Aside from vaccines, GlaxoSmithKline has been working on drugs to treat diabetes, which is proving to be a growing problem in many countries. There are also medications in the pipeline to address depression. The unnamed "353162" should be replace its off-patent Paxil. Also in the pipeline is a vaccine to treat gastroenteritis in children and a new COX2 pain killer.

It is worth remembering that drugs in development, even those that are in late stage trials, are not always guaranteed to make it to market. In fact, it's reckoned only one in five drugs in Phase I trials ever make it to market. Those odds improve considerably as the drugs progress to later stage trials, with two out of three drugs in Phase III trials getting regulatory approval.

GlaxoSmithKline has a reasonable track record of getting drugs to market. This year saw the introduction of Levitra, a potential blockbuster for treating erectile dysfunction that was co-marketed with Germany's Bayer. Also Advair, the company's blockbuster respiratory treatment, which was only launched in 2000, is now the top selling asthma drug in America.

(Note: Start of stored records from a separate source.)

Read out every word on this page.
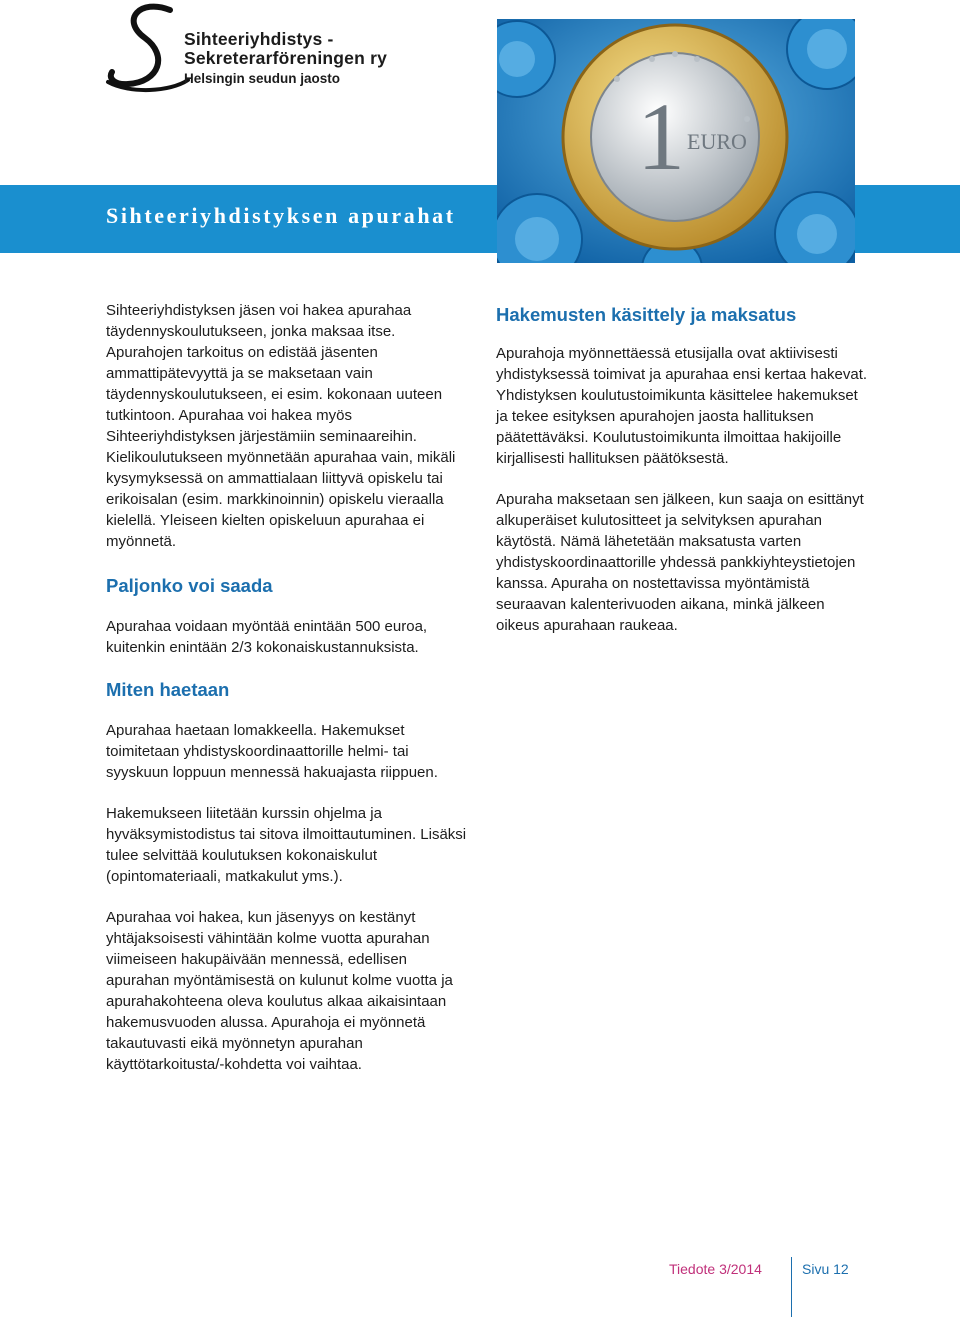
Sihteeriyhdistys -
Sekreterarföreningen ry
Helsingin seudun jaosto
Sihteeriyhdistyksen apurahat
1 EURO

Sihteeriyhdistyksen jäsen voi hakea apurahaa täydennyskoulutukseen, jonka maksaa itse. Apurahojen tarkoitus on edistää jäsenten ammattipätevyyttä ja se maksetaan vain täydennyskoulutukseen, ei esim. kokonaan uuteen tutkintoon. Apurahaa voi hakea myös Sihteeriyhdistyksen järjestämiin seminaareihin. Kielikoulutukseen myönnetään apurahaa vain, mikäli kysymyksessä on ammattialaan liittyvä opiskelu tai erikoisalan (esim. markkinoinnin) opiskelu vieraalla kielellä. Yleiseen kielten opiskeluun apurahaa ei myönnetä.

Paljonko voi saada

Apurahaa voidaan myöntää enintään 500 euroa, kuitenkin enintään 2/3 kokonaiskustannuksista.

Miten haetaan

Apurahaa haetaan lomakkeella. Hakemukset toimitetaan yhdistyskoordinaattorille helmi- tai syyskuun loppuun mennessä hakuajasta riippuen.

Hakemukseen liitetään kurssin ohjelma ja hyväksymistodistus tai sitova ilmoittautuminen. Lisäksi tulee selvittää koulutuksen kokonaiskulut (opintomateriaali, matkakulut yms.).

Apurahaa voi hakea, kun jäsenyys on kestänyt yhtäjaksoisesti vähintään kolme vuotta apurahan viimeiseen hakupäivään mennessä, edellisen apurahan myöntämisestä on kulunut kolme vuotta ja apurahakohteena oleva koulutus alkaa aikaisintaan hakemusvuoden alussa. Apurahoja ei myönnetä takautuvasti eikä myönnetyn apurahan käyttötarkoitusta/-kohdetta voi vaihtaa.

Hakemusten käsittely ja maksatus

Apurahoja myönnettäessä etusijalla ovat aktiivisesti yhdistyksessä toimivat ja apurahaa ensi kertaa hakevat. Yhdistyksen koulutustoimikunta käsittelee hakemukset ja tekee esityksen apurahojen jaosta hallituksen päätettäväksi. Koulutustoimikunta ilmoittaa hakijoille kirjallisesti hallituksen päätöksestä.

Apuraha maksetaan sen jälkeen, kun saaja on esittänyt alkuperäiset kulutositteet ja selvityksen apurahan käytöstä. Nämä lähetetään maksatusta varten yhdistyskoordinaattorille yhdessä pankkiyhteystietojen kanssa. Apuraha on nostettavissa myöntämistä seuraavan kalenterivuoden aikana, minkä jälkeen oikeus apurahaan raukeaa.

Tiedote 3/2014	Sivu 12
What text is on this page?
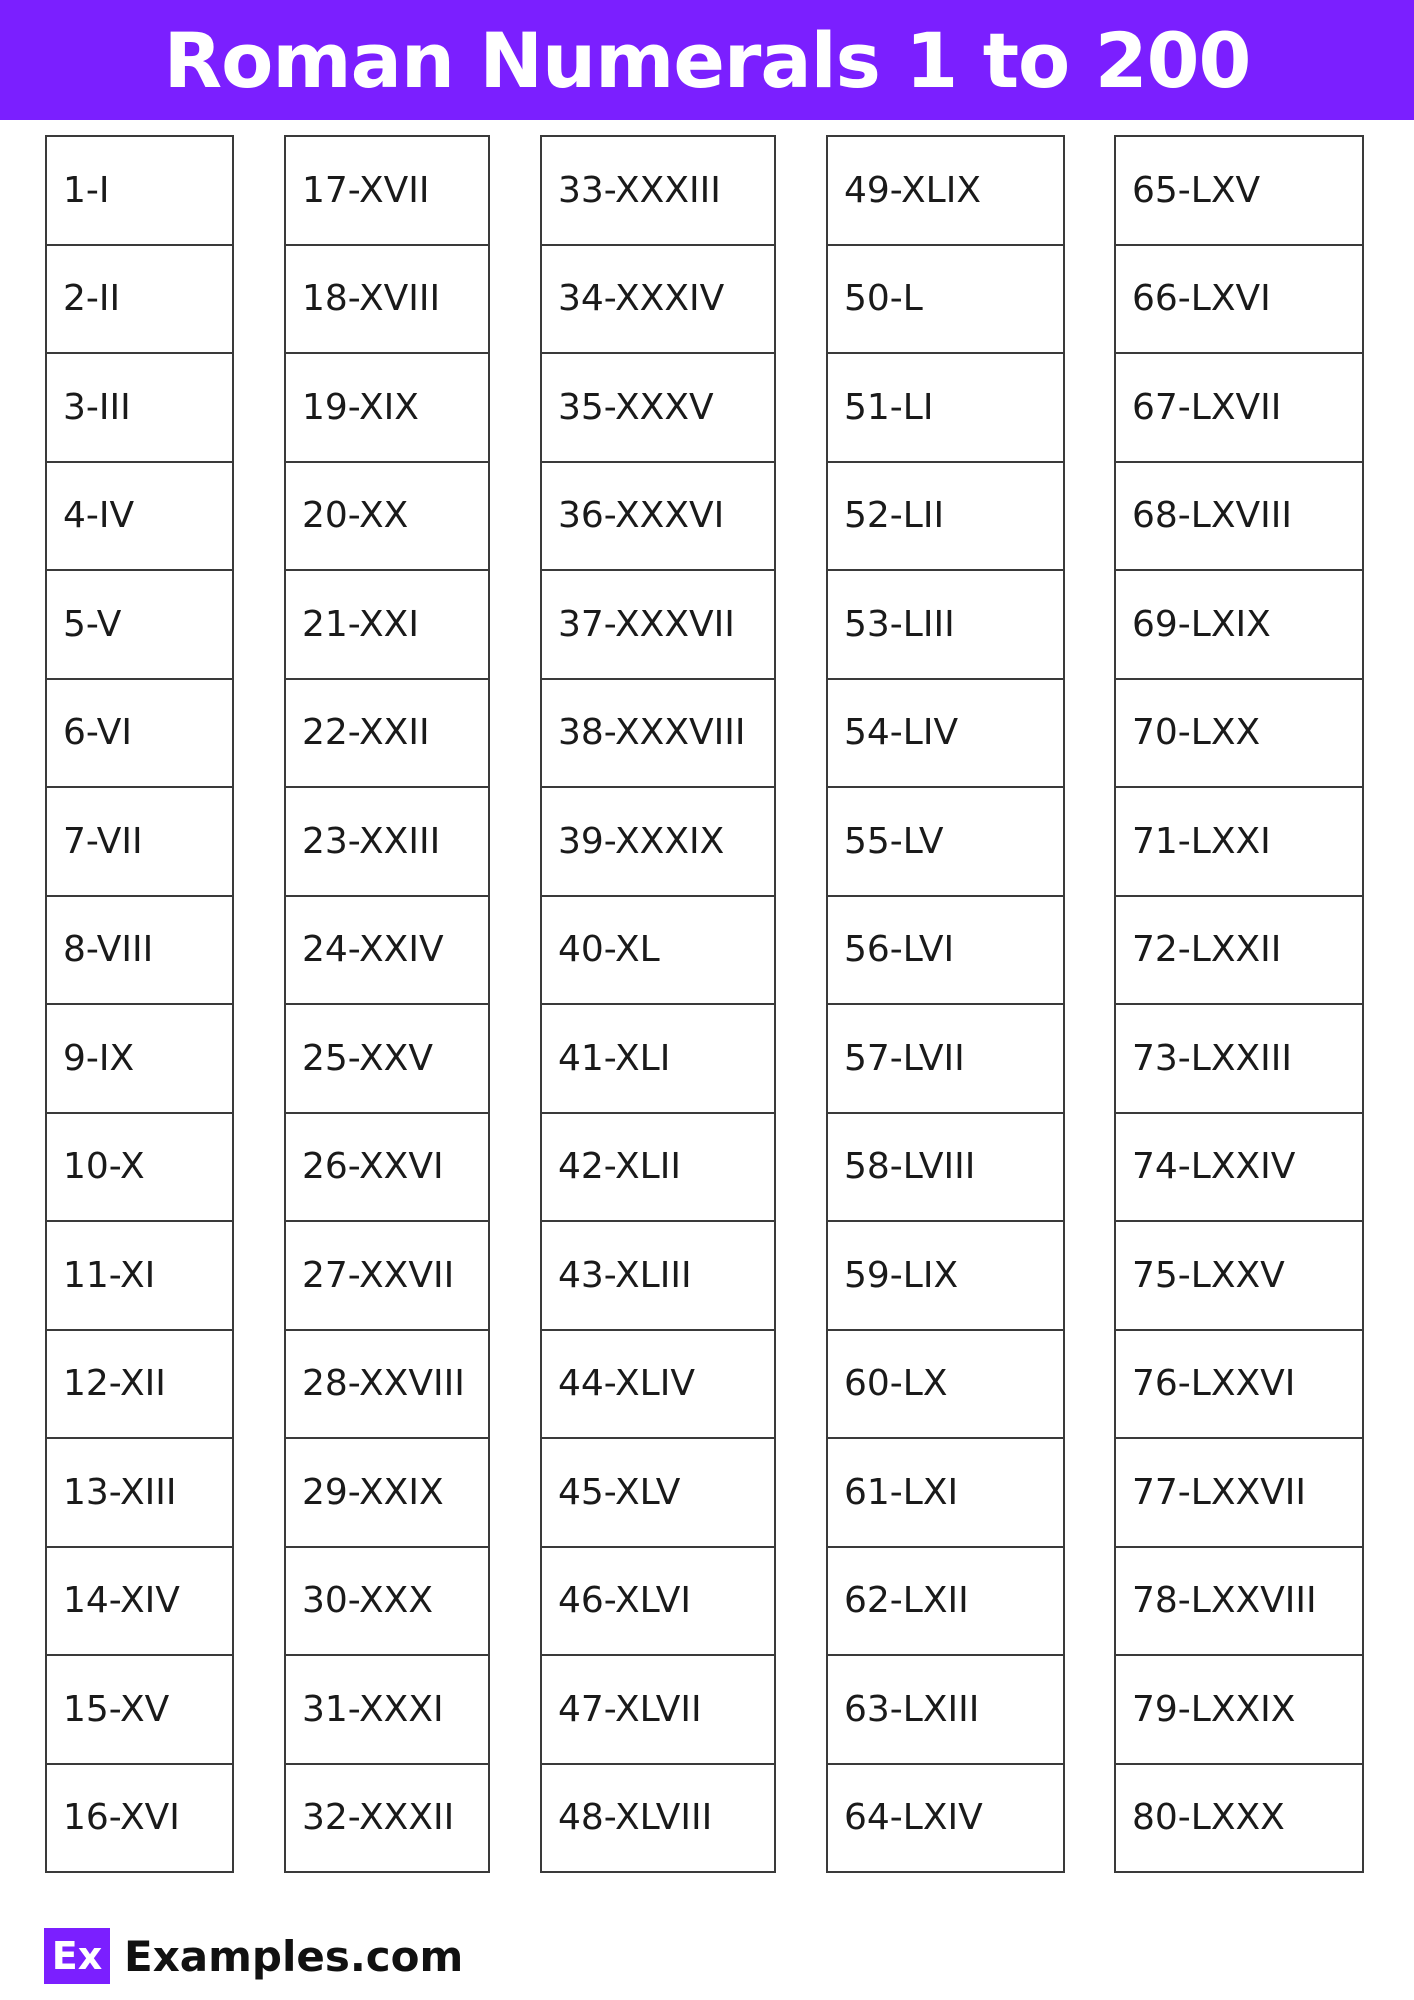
Roman Numerals 1 to 200
1-I
2-II
3-III
4-IV
5-V
6-VI
7-VII
8-VIII
9-IX
10-X
11-XI
12-XII
13-XIII
14-XIV
15-XV
16-XVI
17-XVII
18-XVIII
19-XIX
20-XX
21-XXI
22-XXII
23-XXIII
24-XXIV
25-XXV
26-XXVI
27-XXVII
28-XXVIII
29-XXIX
30-XXX
31-XXXI
32-XXXII
33-XXXIII
34-XXXIV
35-XXXV
36-XXXVI
37-XXXVII
38-XXXVIII
39-XXXIX
40-XL
41-XLI
42-XLII
43-XLIII
44-XLIV
45-XLV
46-XLVI
47-XLVII
48-XLVIII
49-XLIX
50-L
51-LI
52-LII
53-LIII
54-LIV
55-LV
56-LVI
57-LVII
58-LVIII
59-LIX
60-LX
61-LXI
62-LXII
63-LXIII
64-LXIV
65-LXV
66-LXVI
67-LXVII
68-LXVIII
69-LXIX
70-LXX
71-LXXI
72-LXXII
73-LXXIII
74-LXXIV
75-LXXV
76-LXXVI
77-LXXVII
78-LXXVIII
79-LXXIX
80-LXXX
Ex Examples.com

GlaxoSmithKline said today that it expects its current pipeline to provide up to 16 significant filings in 2004 and 2005. It is, of course, hard to assess how many of those new drugs will turn out to be blockbusters given that R&D can be such a hit-and-miss affair. However, GlaxoSmithKline reckons that 20 of its new products could turn out to be billion dollar drugs.

The shares, which stand at 1,338p, value GlaxoSmithKline at 15 times forecast earnings for 2003. That does not seem too expensive to me. The prospective dividend yield of 3.2% is not too bad either and should continue to provide a support for the shares. In my opinion, at this price GlaxoSmithKline is a share to buy and tuck away.

The writer has a beneficial interest in GlaxoSmithKline.